Lack of sleep can make your body pain

A new study has found the importance of sleep as the body can ache in case of lack of sleep


Ample rest or enough sleep has always been a healer for many conditions. If you were up all night and you body starts to ache the next morning then lack of sleep the night before could be the culprit. According to a new research, loss of rest leads to a double whammy to the brain and guarantees a greater levels of body pain.

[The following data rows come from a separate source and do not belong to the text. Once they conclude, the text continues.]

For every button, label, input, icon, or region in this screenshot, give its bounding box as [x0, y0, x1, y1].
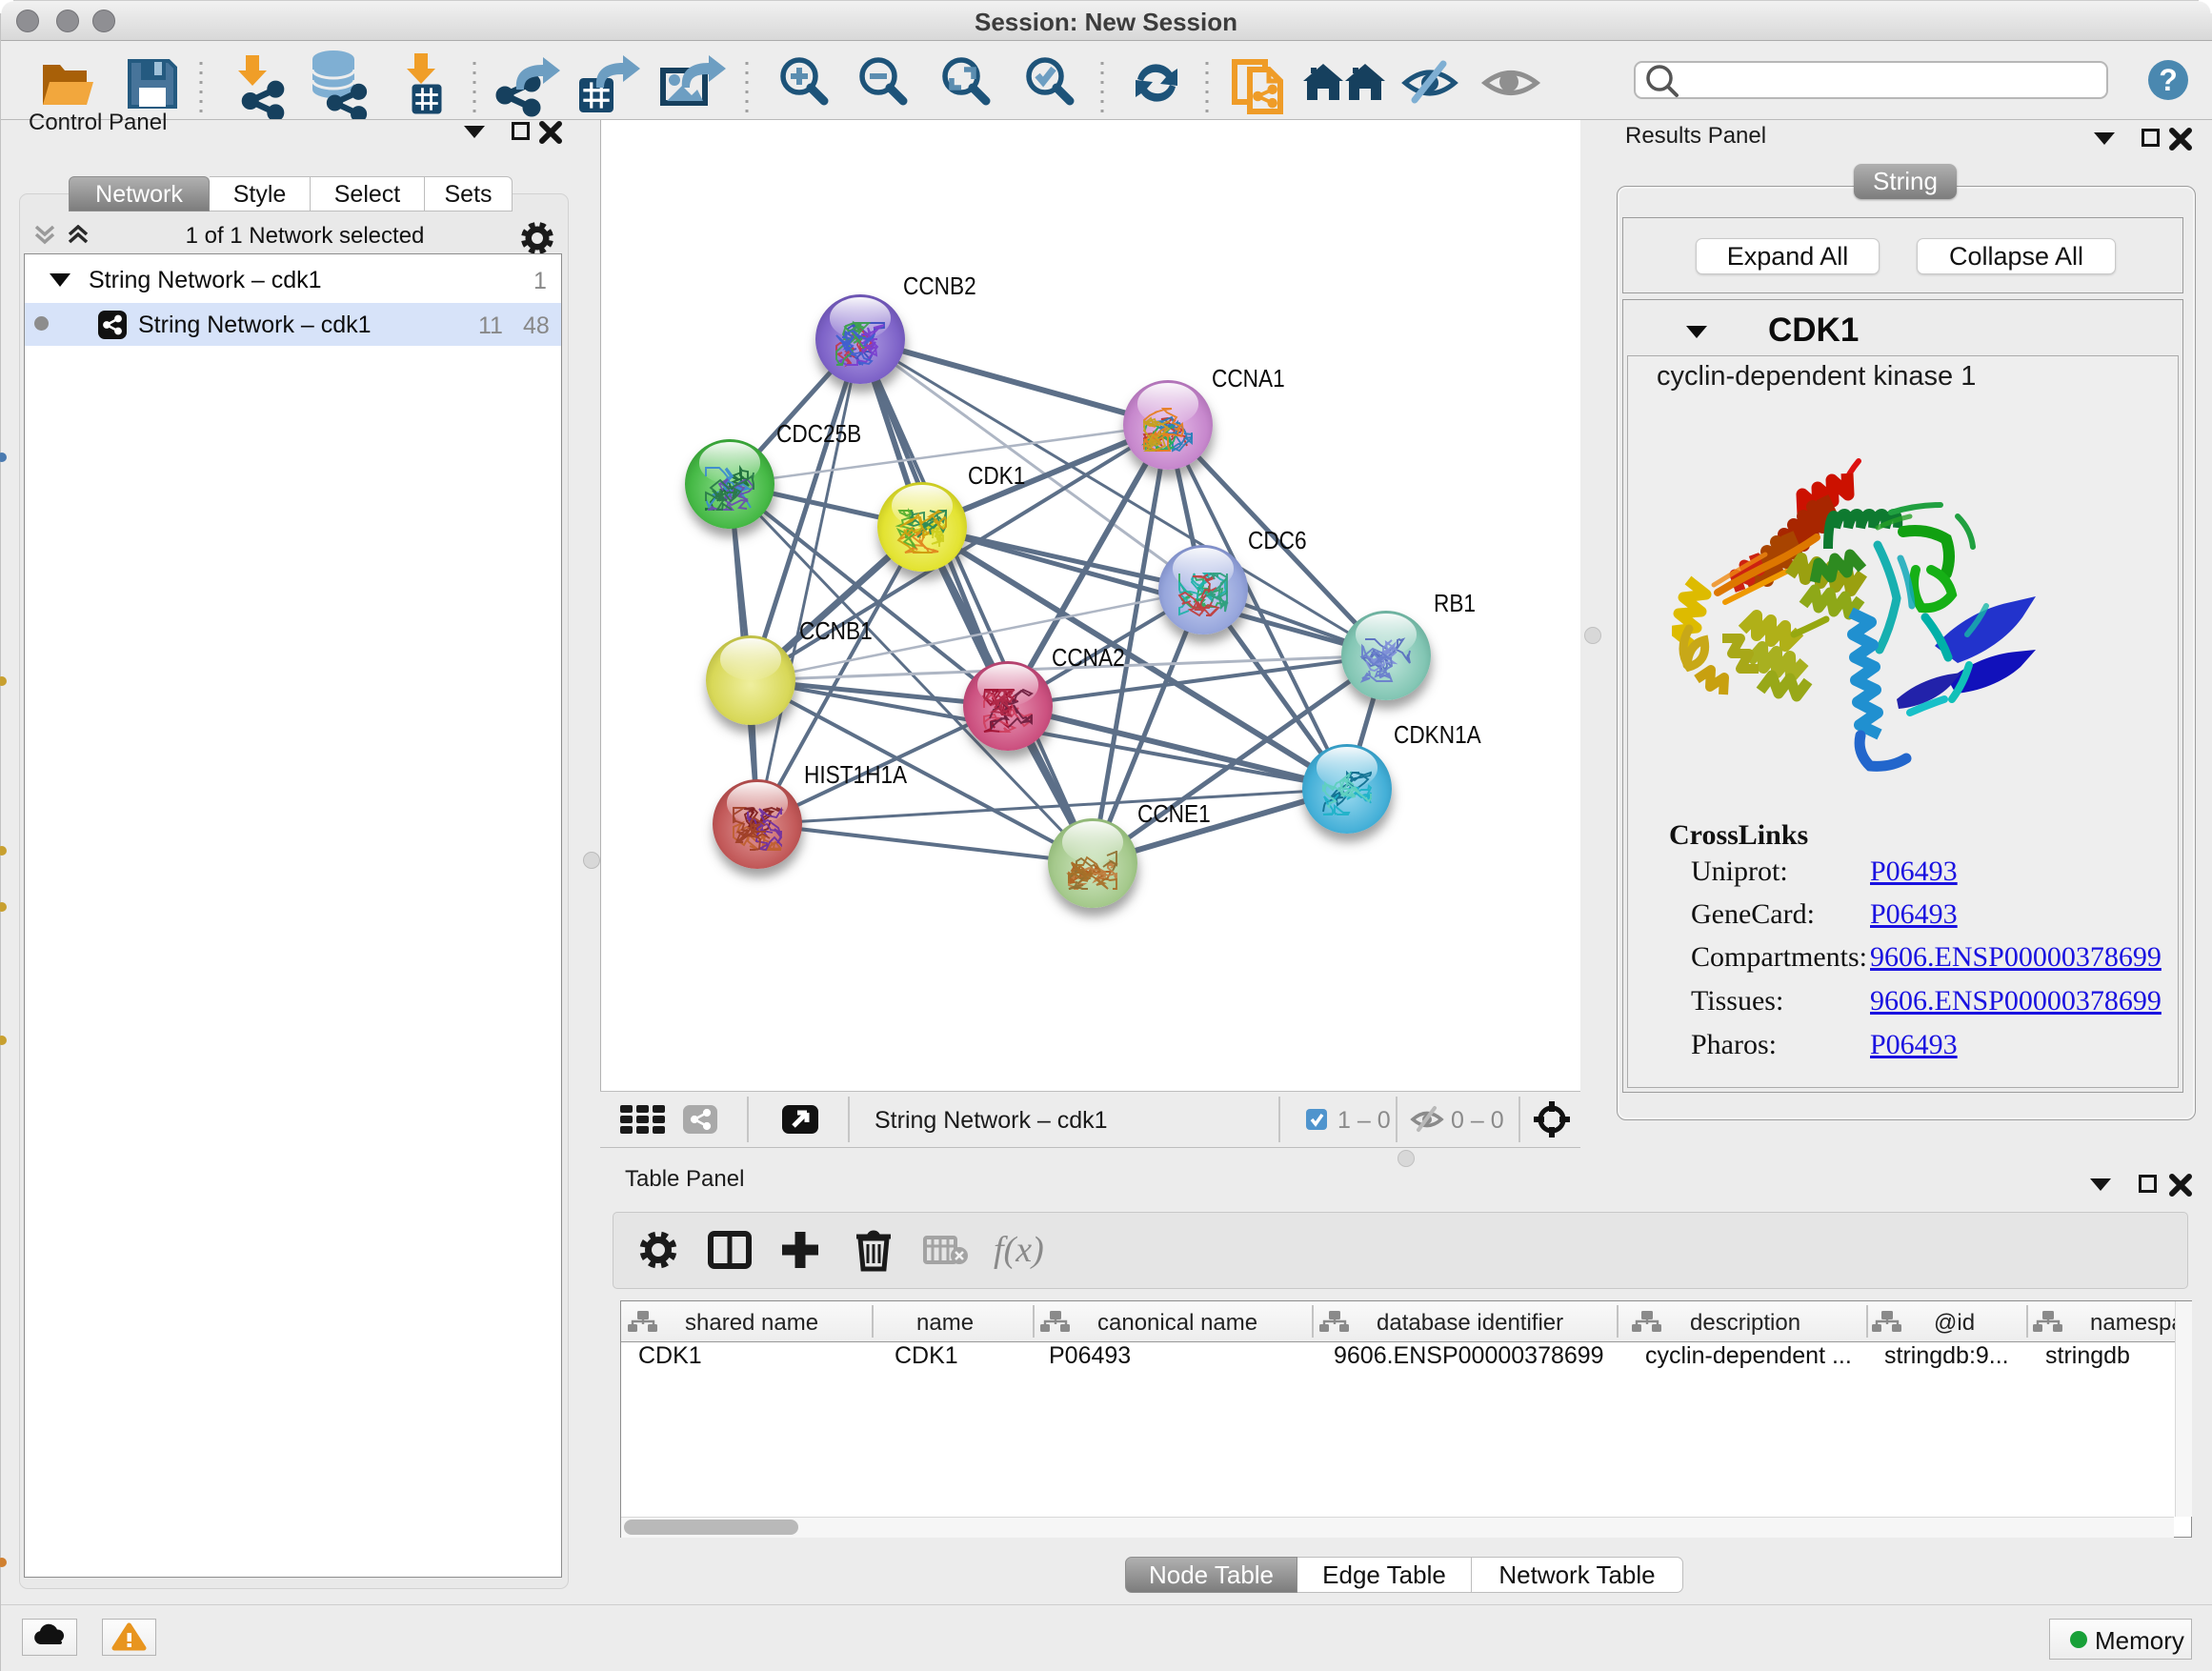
svg-text:description: description: [1690, 1310, 1800, 1336]
svg-text:name: name: [916, 1310, 974, 1336]
svg-text:1 – 0: 1 – 0: [1337, 1107, 1391, 1134]
svg-text:String Network – cdk1: String Network – cdk1: [875, 1107, 1108, 1134]
svg-text:canonical name: canonical name: [1097, 1310, 1257, 1336]
svg-text:?: ?: [2159, 63, 2178, 97]
svg-text:f(x): f(x): [994, 1230, 1044, 1270]
svg-text:shared name: shared name: [685, 1310, 818, 1336]
svg-text:database identifier: database identifier: [1377, 1310, 1563, 1336]
svg-text:@id: @id: [1934, 1310, 1975, 1336]
svg-text:0 – 0: 0 – 0: [1451, 1107, 1504, 1134]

Study author, Adam Krause, a Ph.D candidate with the centre for Human Sleep Science at the University of California, Berkeley said, “Activity in the somatosensory cortex, previously associated with the location and intensity of pain, was enhanced following sleep loss”. Krause added, “in two regions called the striatum and the insula, sleep deprivation decreased the activity associated with pain [relief]”. The study author added that those regions control the release of Dopamine which is often called as the “feel-good” hormone.

For the study 25 your participants got the normal eight hours of rest one night and a week later the same participants were made to go through a night of no sleep what so ever. After every session, the participants of the study were made to undergo “thermal pain sensitivity” tests and was followed by MRI scans that monitored brain activity when their legs were exposed to uncomfortable levels of heat. After the participants had gone through a full night of rest, most of the participants reported feeling heat discomfort at about 111 degrees Fahrenheit.

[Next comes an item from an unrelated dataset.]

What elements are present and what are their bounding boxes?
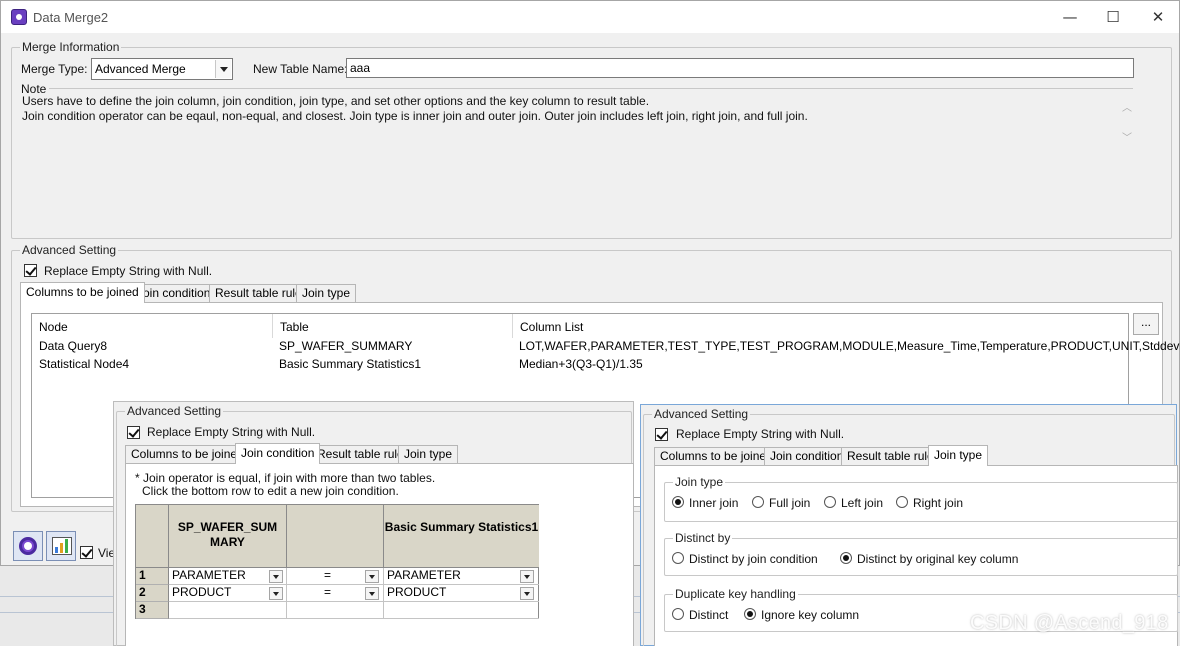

But after the participants were made to go through a night full of no rest, the pain sensitivity dropped to 107 degrees F. The brain scans had pinpointed the neurological basis for the change in the pain sensitivity after lack of rest. The research team had later studied 60 adults with an average age of 38 in a 48 hour survey period. All of them had reported pain during the survey period and were all asked to maintain sleep diaries, report mood and anxiety levels and rank pain sensitivity. The focus of the study was to encourage rest as a treatment and also improve conditions of sleep.